Zug-Angebote unter dem Hammer - Warum Bayerns Bahnnetz bunter wird
Wer früher in einen Zug stieg, verreiste mit der Deutschen Bahn. Das hat sich längst geändert. Viele bayerische Bahnstrecken werden inzwischen von DB-Konkurrenten betrieben – eine Folge der 1986 gestarteten Bahn-Regionalisierung.
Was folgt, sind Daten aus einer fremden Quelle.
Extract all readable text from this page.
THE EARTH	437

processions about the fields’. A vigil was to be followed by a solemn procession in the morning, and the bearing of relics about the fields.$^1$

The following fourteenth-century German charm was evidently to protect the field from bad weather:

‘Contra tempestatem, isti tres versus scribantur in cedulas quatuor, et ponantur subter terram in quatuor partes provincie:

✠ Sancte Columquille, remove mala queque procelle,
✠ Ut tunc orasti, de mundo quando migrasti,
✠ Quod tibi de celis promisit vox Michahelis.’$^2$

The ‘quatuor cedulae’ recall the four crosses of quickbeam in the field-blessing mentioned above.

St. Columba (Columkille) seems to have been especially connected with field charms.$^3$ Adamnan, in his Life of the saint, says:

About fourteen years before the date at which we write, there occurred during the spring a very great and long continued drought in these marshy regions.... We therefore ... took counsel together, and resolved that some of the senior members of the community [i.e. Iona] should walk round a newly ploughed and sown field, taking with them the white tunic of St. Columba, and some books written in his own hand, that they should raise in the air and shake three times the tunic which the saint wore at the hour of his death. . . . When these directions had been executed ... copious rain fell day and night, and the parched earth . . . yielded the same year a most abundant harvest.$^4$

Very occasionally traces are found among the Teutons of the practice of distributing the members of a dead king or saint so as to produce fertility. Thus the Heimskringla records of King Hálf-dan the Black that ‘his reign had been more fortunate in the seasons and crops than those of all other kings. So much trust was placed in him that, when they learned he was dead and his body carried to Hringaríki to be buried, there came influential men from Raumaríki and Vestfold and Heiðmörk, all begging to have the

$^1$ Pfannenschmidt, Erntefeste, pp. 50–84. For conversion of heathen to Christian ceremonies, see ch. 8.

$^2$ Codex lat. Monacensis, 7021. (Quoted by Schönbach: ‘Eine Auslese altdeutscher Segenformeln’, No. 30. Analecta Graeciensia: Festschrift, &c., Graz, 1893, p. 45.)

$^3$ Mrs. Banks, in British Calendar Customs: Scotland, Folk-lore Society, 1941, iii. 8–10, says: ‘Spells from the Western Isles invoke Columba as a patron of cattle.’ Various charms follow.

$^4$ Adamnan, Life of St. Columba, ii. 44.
Die Zeiten des Monopols der Deutschen Bahn (DB) sind vorbei. Immer häufiger kommen bei Ausschreibungen von Bahnstrecken Konkurrenten des staatlichen Bahnunternehmens zum Zuge – wie jüngst bei der Vergabe des Nürnberger S-Bahn-Netzes. Das soll von 2018 an von dem britischen Bahnunternehmen National Express betrieben werden. Der Fall lässt die Diskussion über die knapp 20 Jahre alte Bahnreform wieder aufleben. Die ist nämlich Hintergrund der aktuellen Entwicklung.
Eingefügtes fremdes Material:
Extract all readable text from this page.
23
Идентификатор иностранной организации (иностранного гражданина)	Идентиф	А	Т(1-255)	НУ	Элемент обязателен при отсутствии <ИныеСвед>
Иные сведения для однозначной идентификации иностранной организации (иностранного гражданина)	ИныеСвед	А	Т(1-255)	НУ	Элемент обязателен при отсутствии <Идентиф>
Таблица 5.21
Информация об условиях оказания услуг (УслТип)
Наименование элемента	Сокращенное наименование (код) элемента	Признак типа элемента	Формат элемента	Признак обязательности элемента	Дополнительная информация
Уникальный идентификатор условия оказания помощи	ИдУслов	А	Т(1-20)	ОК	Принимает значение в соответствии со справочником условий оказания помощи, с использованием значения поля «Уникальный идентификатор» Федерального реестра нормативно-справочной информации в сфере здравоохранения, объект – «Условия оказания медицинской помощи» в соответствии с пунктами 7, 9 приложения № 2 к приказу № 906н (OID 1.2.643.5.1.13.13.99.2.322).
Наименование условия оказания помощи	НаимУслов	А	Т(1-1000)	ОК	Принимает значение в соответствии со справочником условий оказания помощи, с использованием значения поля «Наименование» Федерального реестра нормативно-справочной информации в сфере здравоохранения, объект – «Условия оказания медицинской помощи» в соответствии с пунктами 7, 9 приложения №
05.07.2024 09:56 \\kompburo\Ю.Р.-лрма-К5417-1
Warum werden regionale Verkehrsleistungen wie der S-Bahn-Betrieb in Nürnberg und München europaweit ausgeschrieben?
Die EU fordert von den Mitgliedstaaten die europaweite Öffnung ihres Bahnverkehrs. In Deutschland wurde der Bahnverkehr schon 1986 regionalisiert. Der Bund übertrug den Bundesländern die Verantwortung für den regionalen Bahnverkehr – verbunden mit der Auflage, regionale Bahnnetze europaweit auszuschreiben.
Was bezweckt die EU damit?
Die EU, aber auch die deutsche Verkehrspolitik erhoffen sich davon mehr Wettbewerb auf der Schiene. Die Bahn-Unternehmen sollen einen Anstoß erhalten, modernere, komfortablere, sauberere Züge einzusetzen, die pünktlicher als bisher sind – und das nach Möglichkeit auch noch preisgünstiger.
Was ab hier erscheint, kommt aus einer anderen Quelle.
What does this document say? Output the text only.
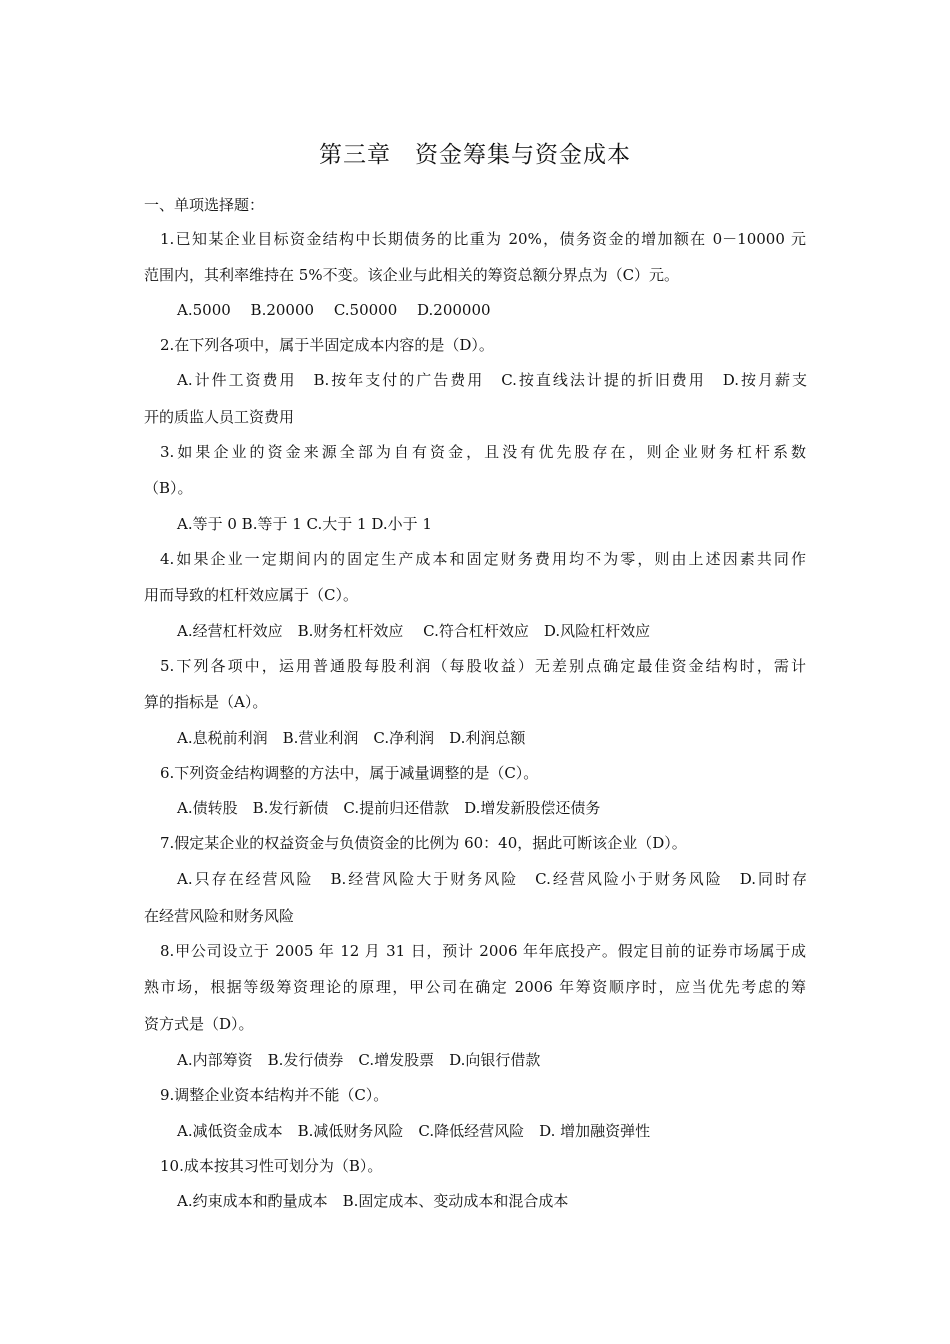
第三章　资金筹集与资金成本
一、单项选择题：
1.已知某企业目标资金结构中长期债务的比重为 20%，债务资金的增加额在 0－10000 元
范围内，其利率维持在 5%不变。该企业与此相关的筹资总额分界点为（C）元。
A.5000　 B.20000　 C.50000　 D.200000
2.在下列各项中，属于半固定成本内容的是（D）。
A.计件工资费用　B.按年支付的广告费用　C.按直线法计提的折旧费用　D.按月薪支
开的质监人员工资费用
3.如果企业的资金来源全部为自有资金，且没有优先股存在，则企业财务杠杆系数
（B）。
A.等于 0 B.等于 1 C.大于 1 D.小于 1
4.如果企业一定期间内的固定生产成本和固定财务费用均不为零，则由上述因素共同作
用而导致的杠杆效应属于（C）。
A.经营杠杆效应　B.财务杠杆效应　 C.符合杠杆效应　D.风险杠杆效应
5.下列各项中，运用普通股每股利润（每股收益）无差别点确定最佳资金结构时，需计
算的指标是（A）。
A.息税前利润　B.营业利润　C.净利润　D.利润总额
6.下列资金结构调整的方法中，属于减量调整的是（C）。
A.债转股　B.发行新债　C.提前归还借款　D.增发新股偿还债务
7.假定某企业的权益资金与负债资金的比例为 60：40，据此可断该企业（D）。
A.只存在经营风险　B.经营风险大于财务风险　C.经营风险小于财务风险　D.同时存
在经营风险和财务风险
8.甲公司设立于 2005 年 12 月 31 日，预计 2006 年年底投产。假定目前的证券市场属于成
熟市场，根据等级筹资理论的原理，甲公司在确定 2006 年筹资顺序时，应当优先考虑的筹
资方式是（D）。
A.内部筹资　B.发行债券　C.增发股票　D.向银行借款
9.调整企业资本结构并不能（C）。
A.减低资金成本　B.减低财务风险　C.降低经营风险　D. 增加融资弹性
10.成本按其习性可划分为（B）。
A.约束成本和酌量成本　B.固定成本、变动成本和混合成本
Haben sich die Hoffnungen erfüllt?
Die landeseigene Bayerische Eisenbahngesellschaft (BEG), die in Bayern für die Vergabe von Bahnstrecken und -Netzen verantwortlich ist, ist davon überzeugt, dass der Wettbewerb das regionale Bahnangebot im Freistaat erheblich verbessert hat. So stieg das jährliche Angebot seit der Bahnreform 1986 von 80 Millionen auf 120 Millionen Zugkilometer – und das bei kaum gestiegenen Bundeszuschüssen. Seit 1986 rollen mehr als 300 neue Regionalzugwagen durch Bayern, so BEG-Geschäftsführer Johann Niggl. Er führt die Verbesserungen im Wesentlichen auf die „beflügelnde Kraft des Wettbewerbs“ zurück.
Wie sehen Verbraucherschützer diese Entwicklung?
Ihr Urteil fällt differenziert aus. Der Verkehrsexperte der Verbraucherzentrale Bundesverband (VZBV), Ottmar Lell, sieht in der Bahnregionalisierung durchaus Vorteile für die Bahnfahrgäste: Der regionale Bahnverkehr sei besser und kundenfreundlicher geworden. Auch habe der Wettbewerb die Stilllegung so mancher Bahnstrecke verhindert, die die Bahn schon so gut wie aufgegeben habe.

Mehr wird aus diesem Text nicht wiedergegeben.